The Nairobi Securities Exchange-listed firm in November last year announced it had signed an agreement to acquire the assets from Delta Petroleum Uganda and Delta Petroleum Rwanda but did not disclose the investment value at the time.

KenolKobil’s independent financial advisor, Standard Investment Bank (SIB), has now revealed the size of the capital expenditure as part of disclosures to the oil marketer’s shareholders.

“The two deals had a combined value of $12.1 million (Sh1.2 billion),” SIB said in its report, noting that KenolKobil will make even larger investments to grow in the regional market under the ownership of Rubis.

KenolKobil currently owns 430 retail outlets. Purchase of the 33 service stations mark the company’s return to expansion nearly three years since it scaled down its regional footprint by exiting Tanzania and the Democratic Republic of Congo markets.

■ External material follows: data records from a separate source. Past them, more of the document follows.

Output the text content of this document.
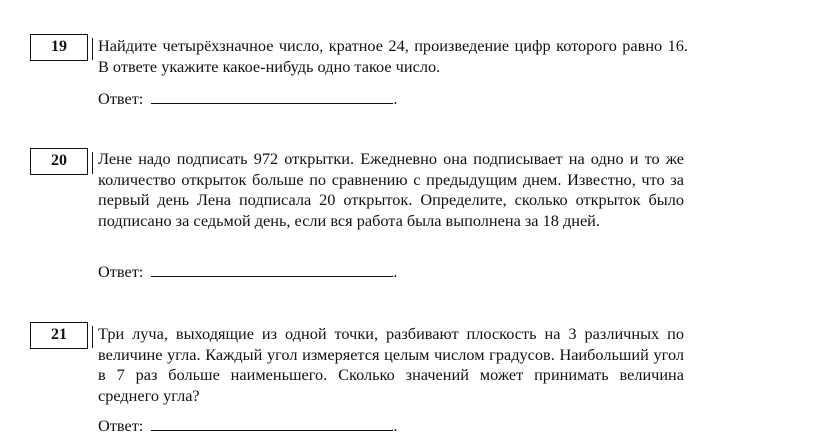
19	Найдите четырёхзначное число, кратное 24, произведение цифр которого равно 16. В ответе укажите какое-нибудь одно такое число.
Ответ:	.
20	Лене надо подписать 972 открытки. Ежедневно она подписывает на одно и то же количество открыток больше по сравнению с предыдущим днем. Известно, что за первый день Лена подписала 20 открыток. Определите, сколько открыток было подписано за седьмой день, если вся работа была выполнена за 18 дней.
Ответ:	.
21	Три луча, выходящие из одной точки, разбивают плоскость на 3 различных по величине угла. Каждый угол измеряется целым числом градусов. Наибольший угол в 7 раз больше наименьшего. Сколько значений может принимать величина среднего угла?
Ответ:	.
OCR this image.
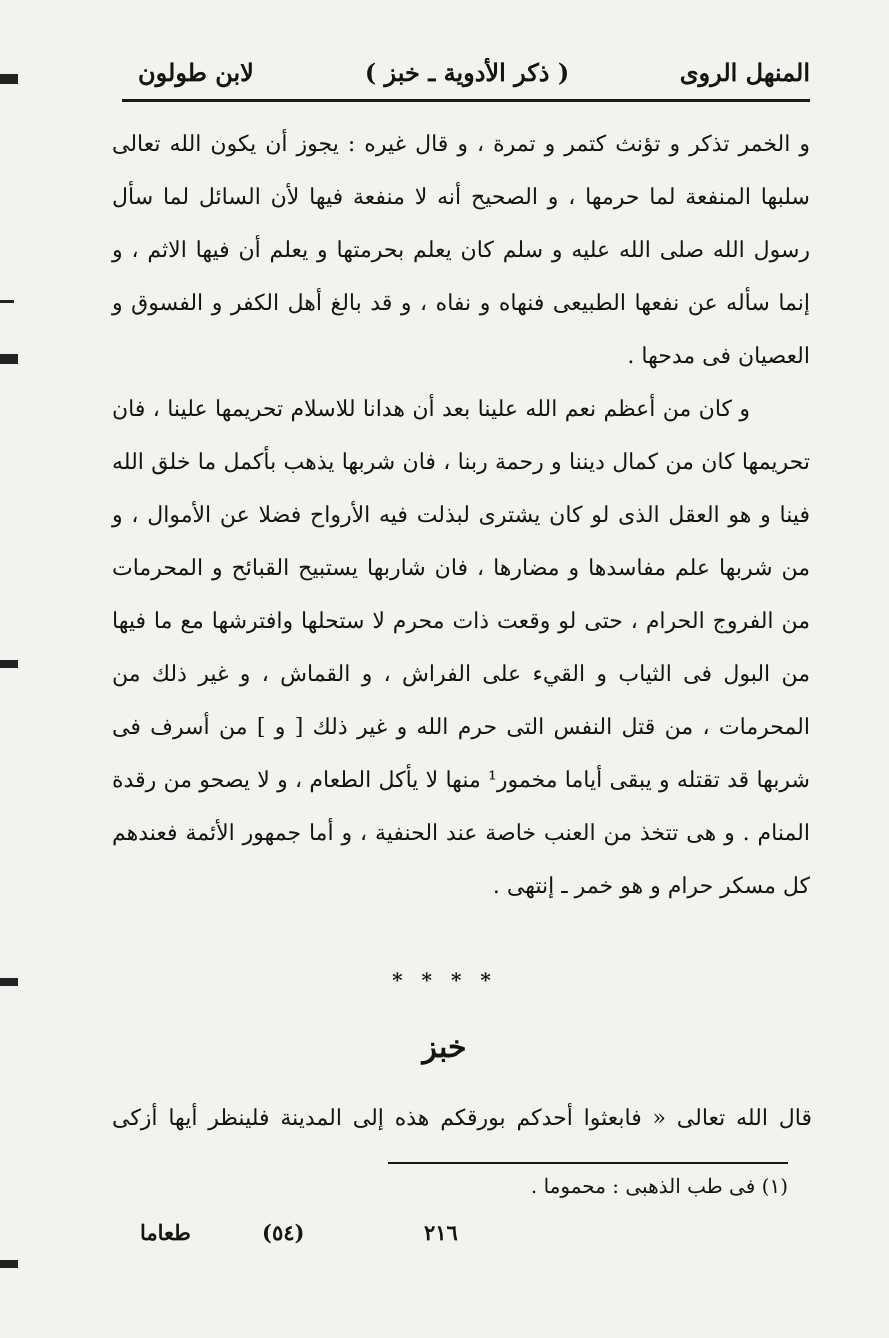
المنهل الروى
( ذكر الأدوية ـ خبز )
لابن طولون

و الخمر تذكر و تؤنث كتمر و تمرة ، و قال غيره : يجوز أن يكون الله تعالى سلبها المنفعة لما حرمها ، و الصحيح أنه لا منفعة فيها لأن السائل لما سأل رسول الله صلى الله عليه و سلم كان يعلم بحرمتها و يعلم أن فيها الاثم ، و إنما سأله عن نفعها الطبيعى فنهاه و نفاه ، و قد بالغ أهل الكفر و الفسوق و العصيان فى مدحها .

و كان من أعظم نعم الله علينا بعد أن هدانا للاسلام تحريمها علينا ، فان تحريمها كان من كمال ديننا و رحمة ربنا ، فان شربها يذهب بأكمل ما خلق الله فينا و هو العقل الذى لو كان يشترى لبذلت فيه الأرواح فضلا عن الأموال ، و من شربها علم مفاسدها و مضارها ، فان شاربها يستبيح القبائح و المحرمات من الفروج الحرام ، حتى لو وقعت ذات محرم لا ستحلها وافترشها مع ما فيها من البول فى الثياب و القيء على الفراش ، و القماش ، و غير ذلك من المحرمات ، من قتل النفس التى حرم الله و غير ذلك [ و ] من أسرف فى شربها قد تقتله و يبقى أياما مخمور¹ منها لا يأكل الطعام ، و لا يصحو من رقدة المنام . و هى تتخذ من العنب خاصة عند الحنفية ، و أما جمهور الأئمة فعندهم كل مسكر حرام و هو خمر ـ إنتهى .

* * * *
خبز
قال الله تعالى « فابعثوا أحدكم بورقكم هذه إلى المدينة فلينظر أيها أزكى
(١) فى طب الذهبى : محموما .
٢١٦
(٥٤)
طعاما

“These acquisitions are expected to contribute to the group top and bottom lines and are in line with the board’s growth strategy through organic and inorganic retail network expansion,” the report said.

KenolKobil plans to add an extra 75 service stations to its network over the next five years. The company intends to aggressively expand in markets such as Uganda, Zambia and Kenya which are expected to significantly increase its volume sales and bottom-line.

“The net profit for the group is expected to grow by an average of 15 per cent over the next five years,” the report said.

KenolKobil earns nearly 10 per cent of its revenues from the regional subsidiaries.